Note that I bought Grinold Chapter 17 from GARP but the whole book is online with Google books (e.g., r_B(t) = benchmark return defined on p. 29). So feel free to refer to other pages outside of the chapter.
 

David Harper CFA FRM

David Harper CFA FRM
Subscriber
Hi Mikey,

Good focus. IMO, Grinold Chapter 17 is pretty much about formula 17.23.

17.20 starts with a mutlifactor model (i.e., think CAPM but with additional factors). The active return (r_pa) is the sum of factor exposure (instead of market exposure in CAPM, replace exposure to benchmark) plus a residual (u_pa). So, the "leftover" u_pa in 17.2 is a residual.

Now consider these formulas that I copied below:

http://learn.bionicturtle.com/images/forum/grinold_17.23.png

Please note, in the first line above, the generic factor exposure in 17.20 (x_pa) is broken into two pieces: the active systemic return which is exposure to the benchmark (B_pa*r_pa) and the common factor exposure (x_par). The x_par refers to factor exposures which are NOT the benchmark.

The right-hand side of the top formula above is substituted into 17.20: the generic factor exposures are parsed into systemic/benchmark plus common/non-benchmark. That's really all that happens from 17.2 to 17.23. When this is substituted into 17.20, there is still a "left over" piece: the "left-over" just now becomes the SPECIFIC in 17.23. In both cases, the u_pa and the u_par are the returns that don't correlate with any factor specified by the model.

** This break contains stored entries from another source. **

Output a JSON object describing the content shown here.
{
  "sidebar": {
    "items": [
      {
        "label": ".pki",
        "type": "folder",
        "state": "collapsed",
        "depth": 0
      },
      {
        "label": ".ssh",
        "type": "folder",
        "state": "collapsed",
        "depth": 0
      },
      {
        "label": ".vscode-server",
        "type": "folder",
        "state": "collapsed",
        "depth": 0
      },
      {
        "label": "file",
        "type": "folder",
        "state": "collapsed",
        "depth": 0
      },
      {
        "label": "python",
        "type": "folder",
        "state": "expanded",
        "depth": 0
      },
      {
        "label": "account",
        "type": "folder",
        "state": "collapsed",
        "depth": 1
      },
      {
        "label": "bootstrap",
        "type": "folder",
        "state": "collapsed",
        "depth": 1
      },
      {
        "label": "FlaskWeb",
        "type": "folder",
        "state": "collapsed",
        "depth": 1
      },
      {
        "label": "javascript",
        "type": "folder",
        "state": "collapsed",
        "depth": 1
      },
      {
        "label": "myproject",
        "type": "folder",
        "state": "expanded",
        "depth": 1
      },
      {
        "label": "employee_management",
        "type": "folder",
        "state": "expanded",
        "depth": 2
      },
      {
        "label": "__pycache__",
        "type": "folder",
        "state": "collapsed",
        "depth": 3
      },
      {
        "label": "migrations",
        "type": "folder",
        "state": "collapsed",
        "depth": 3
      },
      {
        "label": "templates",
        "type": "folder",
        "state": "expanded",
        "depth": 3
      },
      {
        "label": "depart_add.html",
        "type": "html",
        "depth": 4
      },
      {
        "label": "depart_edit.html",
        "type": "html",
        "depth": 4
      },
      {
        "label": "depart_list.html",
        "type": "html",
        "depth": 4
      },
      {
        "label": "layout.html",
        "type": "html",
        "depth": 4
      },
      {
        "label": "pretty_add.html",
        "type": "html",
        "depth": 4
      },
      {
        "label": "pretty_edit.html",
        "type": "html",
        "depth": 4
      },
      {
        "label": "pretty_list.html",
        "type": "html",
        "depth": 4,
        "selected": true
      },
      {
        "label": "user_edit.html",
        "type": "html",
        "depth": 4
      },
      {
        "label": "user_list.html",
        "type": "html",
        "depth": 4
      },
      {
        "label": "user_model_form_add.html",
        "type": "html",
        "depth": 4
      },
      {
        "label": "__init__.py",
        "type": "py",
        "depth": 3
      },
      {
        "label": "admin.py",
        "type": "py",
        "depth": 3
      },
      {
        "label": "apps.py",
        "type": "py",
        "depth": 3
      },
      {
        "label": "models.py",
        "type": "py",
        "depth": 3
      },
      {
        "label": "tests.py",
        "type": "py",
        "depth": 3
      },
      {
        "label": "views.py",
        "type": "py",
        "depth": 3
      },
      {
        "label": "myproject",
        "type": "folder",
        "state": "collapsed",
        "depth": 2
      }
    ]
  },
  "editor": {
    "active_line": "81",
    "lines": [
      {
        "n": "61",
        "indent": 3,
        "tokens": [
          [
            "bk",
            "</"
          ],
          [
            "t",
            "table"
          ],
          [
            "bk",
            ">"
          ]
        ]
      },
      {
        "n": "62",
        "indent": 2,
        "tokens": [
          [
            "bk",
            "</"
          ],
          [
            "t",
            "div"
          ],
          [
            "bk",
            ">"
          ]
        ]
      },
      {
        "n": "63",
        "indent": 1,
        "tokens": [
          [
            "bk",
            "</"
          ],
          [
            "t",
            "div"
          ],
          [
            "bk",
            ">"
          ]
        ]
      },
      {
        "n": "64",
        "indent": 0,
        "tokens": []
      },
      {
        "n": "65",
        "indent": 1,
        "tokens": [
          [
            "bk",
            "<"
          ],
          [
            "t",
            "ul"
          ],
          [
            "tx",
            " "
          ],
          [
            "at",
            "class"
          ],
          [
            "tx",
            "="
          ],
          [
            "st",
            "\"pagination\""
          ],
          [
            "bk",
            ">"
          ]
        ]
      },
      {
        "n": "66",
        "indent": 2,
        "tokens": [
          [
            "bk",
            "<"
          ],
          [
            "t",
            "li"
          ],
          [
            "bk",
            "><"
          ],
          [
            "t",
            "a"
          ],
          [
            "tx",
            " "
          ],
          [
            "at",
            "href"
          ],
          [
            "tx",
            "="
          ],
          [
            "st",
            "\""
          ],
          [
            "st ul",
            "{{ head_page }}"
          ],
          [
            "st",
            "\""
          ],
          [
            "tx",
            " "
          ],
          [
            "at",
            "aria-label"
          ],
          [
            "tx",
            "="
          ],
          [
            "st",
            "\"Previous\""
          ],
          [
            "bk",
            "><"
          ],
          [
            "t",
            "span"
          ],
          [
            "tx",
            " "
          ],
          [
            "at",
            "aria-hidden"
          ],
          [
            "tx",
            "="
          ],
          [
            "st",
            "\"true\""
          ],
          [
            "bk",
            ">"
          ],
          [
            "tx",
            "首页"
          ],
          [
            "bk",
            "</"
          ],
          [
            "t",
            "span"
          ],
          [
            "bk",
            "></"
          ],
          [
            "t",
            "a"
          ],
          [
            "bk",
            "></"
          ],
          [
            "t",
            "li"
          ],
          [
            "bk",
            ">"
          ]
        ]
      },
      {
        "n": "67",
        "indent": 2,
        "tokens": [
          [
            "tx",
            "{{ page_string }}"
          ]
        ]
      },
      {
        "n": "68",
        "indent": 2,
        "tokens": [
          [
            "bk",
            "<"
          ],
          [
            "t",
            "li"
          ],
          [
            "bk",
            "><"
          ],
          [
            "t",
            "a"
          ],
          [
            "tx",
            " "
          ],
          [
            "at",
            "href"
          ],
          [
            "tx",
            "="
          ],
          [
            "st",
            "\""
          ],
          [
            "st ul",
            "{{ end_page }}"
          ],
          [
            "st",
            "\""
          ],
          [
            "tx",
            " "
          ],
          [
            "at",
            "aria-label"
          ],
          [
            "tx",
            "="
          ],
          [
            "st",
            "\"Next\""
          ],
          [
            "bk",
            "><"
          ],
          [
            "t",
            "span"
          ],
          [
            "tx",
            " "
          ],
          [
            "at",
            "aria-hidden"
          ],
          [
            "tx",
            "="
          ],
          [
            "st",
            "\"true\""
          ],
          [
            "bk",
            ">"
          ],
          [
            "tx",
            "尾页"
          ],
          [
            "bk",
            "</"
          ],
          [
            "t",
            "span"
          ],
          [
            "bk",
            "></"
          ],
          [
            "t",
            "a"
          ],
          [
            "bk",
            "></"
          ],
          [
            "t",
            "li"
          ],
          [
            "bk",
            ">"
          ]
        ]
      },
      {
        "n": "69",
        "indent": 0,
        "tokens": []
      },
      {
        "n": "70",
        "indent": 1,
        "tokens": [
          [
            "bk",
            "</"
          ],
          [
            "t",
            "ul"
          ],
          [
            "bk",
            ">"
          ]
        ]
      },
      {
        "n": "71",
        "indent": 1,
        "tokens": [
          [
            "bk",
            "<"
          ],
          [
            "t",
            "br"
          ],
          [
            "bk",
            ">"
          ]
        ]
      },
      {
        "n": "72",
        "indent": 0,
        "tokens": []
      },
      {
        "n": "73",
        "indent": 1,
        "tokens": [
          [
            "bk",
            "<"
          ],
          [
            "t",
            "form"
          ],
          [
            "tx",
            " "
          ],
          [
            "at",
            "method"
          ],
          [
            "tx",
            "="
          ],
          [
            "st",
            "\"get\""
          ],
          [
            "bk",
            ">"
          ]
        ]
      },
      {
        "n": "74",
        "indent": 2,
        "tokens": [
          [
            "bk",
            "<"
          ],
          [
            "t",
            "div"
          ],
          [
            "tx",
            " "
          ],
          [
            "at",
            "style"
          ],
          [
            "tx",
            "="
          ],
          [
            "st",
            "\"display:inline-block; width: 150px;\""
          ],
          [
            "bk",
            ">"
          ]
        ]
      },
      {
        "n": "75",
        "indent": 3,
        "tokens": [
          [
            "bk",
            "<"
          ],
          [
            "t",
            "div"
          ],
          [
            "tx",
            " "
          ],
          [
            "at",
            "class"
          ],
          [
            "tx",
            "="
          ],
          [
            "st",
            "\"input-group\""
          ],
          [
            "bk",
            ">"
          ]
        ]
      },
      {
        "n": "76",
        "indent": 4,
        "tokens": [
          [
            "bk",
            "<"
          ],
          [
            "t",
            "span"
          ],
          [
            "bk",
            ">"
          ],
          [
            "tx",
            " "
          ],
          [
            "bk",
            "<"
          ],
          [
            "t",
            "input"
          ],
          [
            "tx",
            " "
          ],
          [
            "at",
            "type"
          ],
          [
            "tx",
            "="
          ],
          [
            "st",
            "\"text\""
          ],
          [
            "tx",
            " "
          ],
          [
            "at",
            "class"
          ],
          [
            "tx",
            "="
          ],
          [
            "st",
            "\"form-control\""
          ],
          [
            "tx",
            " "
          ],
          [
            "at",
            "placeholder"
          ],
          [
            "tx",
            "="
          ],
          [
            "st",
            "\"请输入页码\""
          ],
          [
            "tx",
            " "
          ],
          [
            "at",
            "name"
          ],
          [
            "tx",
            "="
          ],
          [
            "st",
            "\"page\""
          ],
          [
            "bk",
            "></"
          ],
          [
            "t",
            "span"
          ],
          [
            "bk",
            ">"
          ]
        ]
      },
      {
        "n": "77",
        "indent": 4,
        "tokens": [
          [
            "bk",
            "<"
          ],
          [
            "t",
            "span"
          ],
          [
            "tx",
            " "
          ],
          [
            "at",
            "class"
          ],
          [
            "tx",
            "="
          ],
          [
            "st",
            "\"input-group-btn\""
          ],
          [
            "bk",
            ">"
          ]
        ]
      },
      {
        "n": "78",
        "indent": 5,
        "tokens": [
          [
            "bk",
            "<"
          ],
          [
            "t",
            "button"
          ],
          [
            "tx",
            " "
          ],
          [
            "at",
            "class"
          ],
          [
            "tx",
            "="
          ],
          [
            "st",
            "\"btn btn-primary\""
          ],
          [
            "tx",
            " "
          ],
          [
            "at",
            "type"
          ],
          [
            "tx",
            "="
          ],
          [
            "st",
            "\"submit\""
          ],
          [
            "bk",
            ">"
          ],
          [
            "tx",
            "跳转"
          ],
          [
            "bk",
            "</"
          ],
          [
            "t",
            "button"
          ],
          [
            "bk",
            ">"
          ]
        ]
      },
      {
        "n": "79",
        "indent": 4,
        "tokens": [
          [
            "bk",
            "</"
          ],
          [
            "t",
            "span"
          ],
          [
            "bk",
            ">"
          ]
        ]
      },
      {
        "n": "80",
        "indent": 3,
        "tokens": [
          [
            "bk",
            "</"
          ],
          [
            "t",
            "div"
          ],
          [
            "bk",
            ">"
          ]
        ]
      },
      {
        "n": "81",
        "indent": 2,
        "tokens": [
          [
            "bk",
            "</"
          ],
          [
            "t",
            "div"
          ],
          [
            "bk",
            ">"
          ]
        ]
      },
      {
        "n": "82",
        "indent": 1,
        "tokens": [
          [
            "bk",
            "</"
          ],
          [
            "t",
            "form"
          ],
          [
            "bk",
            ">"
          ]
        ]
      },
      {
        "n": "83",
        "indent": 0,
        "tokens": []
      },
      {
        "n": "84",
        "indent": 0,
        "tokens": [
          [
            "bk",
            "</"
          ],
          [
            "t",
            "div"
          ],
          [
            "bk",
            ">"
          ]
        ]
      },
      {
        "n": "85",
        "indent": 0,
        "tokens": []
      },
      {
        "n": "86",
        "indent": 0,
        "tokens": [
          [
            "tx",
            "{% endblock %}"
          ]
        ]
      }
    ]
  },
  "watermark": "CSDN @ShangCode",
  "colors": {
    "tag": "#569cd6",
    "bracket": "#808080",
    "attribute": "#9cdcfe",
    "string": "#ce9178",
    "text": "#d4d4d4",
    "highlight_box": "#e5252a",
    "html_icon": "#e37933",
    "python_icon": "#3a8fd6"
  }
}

At the end (17.23, or my second line above) we really just have a multi-factor model. I do think it helps to recognize the intuition of the middle term (x_par): these are factors that correlate to portfolio returns but they are non-benchmark factors. Whereas beta_pa is correlation to benchmark.

In summary,

The RESIDUAL (u_pa) in 17.2 becomes the SPECIFIC (u_par) in 17.23; both are uncorrelated to benchmark/common factors
The generic factor (x_pa) in 17.2 breaks into SYSTEMIC/benchmark (beta_pa) and COMMON/non-benchmark (x_par)
The RESIDUAL in 17.23 includes both the common factors (x_par) and the SPECIFIC return because in 17.20 the active beta is trapped inside the x_pa, but it is released by parsing out the common factors. So, the RESIDUAL in 17.23 is still the part not explained by exposure to the benchmark but now it is also not explained by common factors. It starts (17.2) being the part not explained by generic factors; it finishes (17.23) being the part not explained by either correlation to benchmark or correlation to common factors.

Sometimes i think the math makes this more complicated than it needs to be. We start (17.2) with returns that are (i) correlated to generic factors or (ii) un-correlated. Then by parsing the generic factors into benchmark and common, we end up with returns that are (i) correlated to the benchmark, (ii) correlated to non-benchmark common factors or (iii) neither of the above (residual).